同期間中に観測されたパケットの宛先ポート番号の順位については、1位の「23/TCP(telnet)」、2位の「445/TCP(microsoft-ds)」は前四半期(2019年1月~3月)と変わらず、3位が「37215/TCP」(前四半期トップ10外)、4位が「22/TCP(ssh)」(前四半期5位)、5位が「80/Tcp(http)」(前四半期6位)だった。
同期間中ほぼ一定数の445/TCP宛のパケットが観測されており、その数が一時的に23/TCP宛のパケットを上回る期間もあった。37215/TCP宛のパケットは、5月14日ごろから約1カ月間に観測数が増加して3位に上がった。
送信元を地域別に見ると、1位のロシア、2位の米国、3位の中国、4位のオランダは前四半期から順位は変わらず、5位が台湾(前四半期トップ10外)だった。5月12日ごろには台湾地域からのパケットが増加。37215/TCP宛が最も多く、台湾を送信元とするパケットの約7割を占めた。
製品ベンダーやISPが対策実施呼び掛け、ユーザーによる対策も進み「Mirai」関連パケットが減少
日本を送信元としたパケットの動向については、2017年11月以降、23/TCP宛が最も多く、その大部分はMiraiおよびその亜種に感染した機器によるものだった。JPCERT/CCによると、製品ベンダーやISPなどが対策実施を呼び掛け、ユーザーによるアップデートや機器の交換などの対策が進むことで減少したという。一方、445/TCP宛のパケットが少しずつ増加し、これが一時的には上回る時間帯も出てきた。
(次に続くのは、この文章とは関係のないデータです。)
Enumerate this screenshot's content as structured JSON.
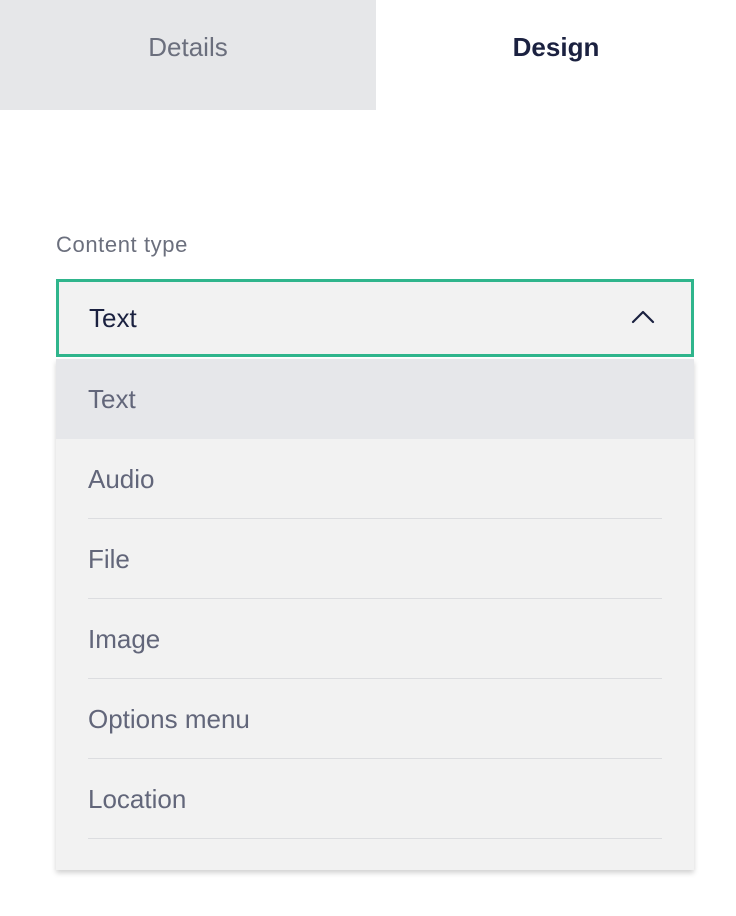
{
  "tabs": [
    {
      "label": "Details",
      "active": false
    },
    {
      "label": "Design",
      "active": true
    }
  ],
  "content_type": {
    "label": "Content type",
    "selected_value": "Text",
    "expanded": true,
    "chevron_icon": "chevron-up-icon",
    "options": [
      {
        "label": "Text",
        "selected": true
      },
      {
        "label": "Audio",
        "selected": false
      },
      {
        "label": "File",
        "selected": false
      },
      {
        "label": "Image",
        "selected": false
      },
      {
        "label": "Options menu",
        "selected": false
      },
      {
        "label": "Location",
        "selected": false
      }
    ]
  },
  "colors": {
    "focus_border": "#2fb58c",
    "tab_inactive_bg": "#e6e7e9",
    "text_dark": "#1b2140",
    "text_muted": "#6b6f7d",
    "field_bg": "#f2f2f2"
  }
}
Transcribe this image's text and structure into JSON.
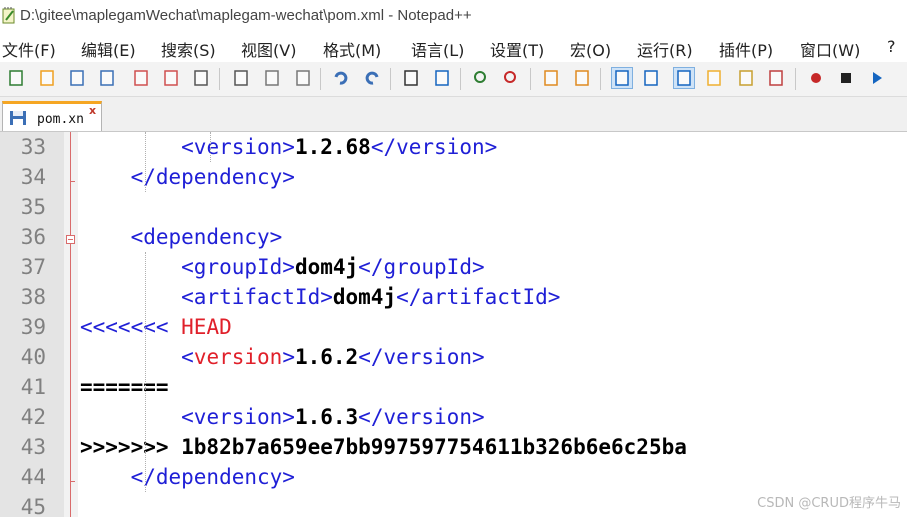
{
  "window": {
    "title": "D:\\gitee\\maplegamWechat\\maplegam-wechat\\pom.xml - Notepad++"
  },
  "menu": [
    {
      "label": "文件(F)"
    },
    {
      "label": "编辑(E)"
    },
    {
      "label": "搜索(S)"
    },
    {
      "label": "视图(V)"
    },
    {
      "label": "格式(M)"
    },
    {
      "label": "语言(L)"
    },
    {
      "label": "设置(T)"
    },
    {
      "label": "宏(O)"
    },
    {
      "label": "运行(R)"
    },
    {
      "label": "插件(P)"
    },
    {
      "label": "窗口(W)"
    },
    {
      "label": "?"
    }
  ],
  "toolbar": {
    "icons": [
      "new-file-icon",
      "open-file-icon",
      "save-icon",
      "save-all-icon",
      "close-icon",
      "close-all-icon",
      "print-icon",
      "cut-icon",
      "copy-icon",
      "paste-icon",
      "undo-icon",
      "redo-icon",
      "find-icon",
      "replace-icon",
      "zoom-in-icon",
      "zoom-out-icon",
      "sync-vertical-icon",
      "sync-horizontal-icon",
      "word-wrap-icon",
      "show-all-chars-icon",
      "indent-guide-icon",
      "doc-map-icon",
      "function-list-icon",
      "folder-workspace-icon",
      "record-macro-icon",
      "stop-macro-icon",
      "play-macro-icon"
    ]
  },
  "tabs": [
    {
      "label": "pom.xn",
      "close": "x"
    }
  ],
  "editor": {
    "lines": [
      {
        "n": "33",
        "segments": [
          {
            "t": "        "
          },
          {
            "t": "<version>",
            "c": "tag"
          },
          {
            "t": "1.2.68",
            "c": "txt"
          },
          {
            "t": "</version>",
            "c": "tag"
          }
        ]
      },
      {
        "n": "34",
        "segments": [
          {
            "t": "    "
          },
          {
            "t": "</dependency>",
            "c": "tag"
          }
        ]
      },
      {
        "n": "35",
        "segments": []
      },
      {
        "n": "36",
        "segments": [
          {
            "t": "    "
          },
          {
            "t": "<dependency>",
            "c": "tag"
          }
        ]
      },
      {
        "n": "37",
        "segments": [
          {
            "t": "        "
          },
          {
            "t": "<groupId>",
            "c": "tag"
          },
          {
            "t": "dom4j",
            "c": "txt"
          },
          {
            "t": "</groupId>",
            "c": "tag"
          }
        ]
      },
      {
        "n": "38",
        "segments": [
          {
            "t": "        "
          },
          {
            "t": "<artifactId>",
            "c": "tag"
          },
          {
            "t": "dom4j",
            "c": "txt"
          },
          {
            "t": "</artifactId>",
            "c": "tag"
          }
        ]
      },
      {
        "n": "39",
        "segments": [
          {
            "t": "<<<<<<< ",
            "c": "tag"
          },
          {
            "t": "HEAD",
            "c": "red"
          }
        ]
      },
      {
        "n": "40",
        "segments": [
          {
            "t": "        "
          },
          {
            "t": "<",
            "c": "tag"
          },
          {
            "t": "version",
            "c": "red"
          },
          {
            "t": ">",
            "c": "tag"
          },
          {
            "t": "1.6.2",
            "c": "txt"
          },
          {
            "t": "</version>",
            "c": "tag"
          }
        ]
      },
      {
        "n": "41",
        "segments": [
          {
            "t": "=======",
            "c": "txt"
          }
        ]
      },
      {
        "n": "42",
        "segments": [
          {
            "t": "        "
          },
          {
            "t": "<version>",
            "c": "tag"
          },
          {
            "t": "1.6.3",
            "c": "txt"
          },
          {
            "t": "</version>",
            "c": "tag"
          }
        ]
      },
      {
        "n": "43",
        "segments": [
          {
            "t": ">>>>>>> 1b82b7a659ee7bb997597754611b326b6e6c25ba",
            "c": "txt"
          }
        ]
      },
      {
        "n": "44",
        "segments": [
          {
            "t": "    "
          },
          {
            "t": "</dependency>",
            "c": "tag"
          }
        ]
      },
      {
        "n": "45",
        "segments": []
      }
    ]
  },
  "watermark": "CSDN @CRUD程序牛马"
}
観測されている445/TCP宛のパケットには、TCPパケットのウィンドウサイズにある特徴があった。送信元の一部を確認したところ、古いバージョンを含む複数のWindows OSが確認されたが、特定のバージョンやマシンの利用用途に偏っていると言った特徴は見られなかった。
同ポートを通じて広く行われた攻撃事例については、サーバー上で設定されている脆弱なアカウントのパスワード認証を突破し、システム上でマルウェアを実行・感染させる手口や、Windowsの既知の脆弱性を悪用することでサーバーにマルウェアを感染させる手口がある。その1つにWannaCryがあり、WannaCryが送信するTCPパケットのウィンドウサイズの値には、今回観測されているものと同じ特徴があった。JPCERT/CCでは、今回観測したパケットがマルウェアに感染したWindowsサーバーから感染範囲を拡大するためのものと推測している。
3389/TCP宛のパケットが増加、脆弱性情報公開の影響か
2019年5月14日ごろから約10日間、3389/TCP宛のパケットの増加が観測された。主な送信元は中国、米国、オランダなど。
マイクロソフトのRemote Desktop Service(CVE-2019-0708)の脆弱性情報の公開直後から約2週間、パケットの観測数が増加したことから、同脆弱性に関する情報の公開が影響した可能性があるという。
なお、同脆弱性については、Windows XPやWindows Server 2003も影響を受けるが、これらのOSに対してもマイクロソフトから異例のセキュリティ更新プログラムが公開されている。
2020年1月14日には、Windows Server 2008/Windows Server 2008 R2のサポートが終了するため、身の回りで稼働している機器のWindowsがサポート対象か、セキュリティ更新が適切に実施されているか、不要なポートを開けたままにしていないか確認するようJPCERT/CCは呼び掛けている。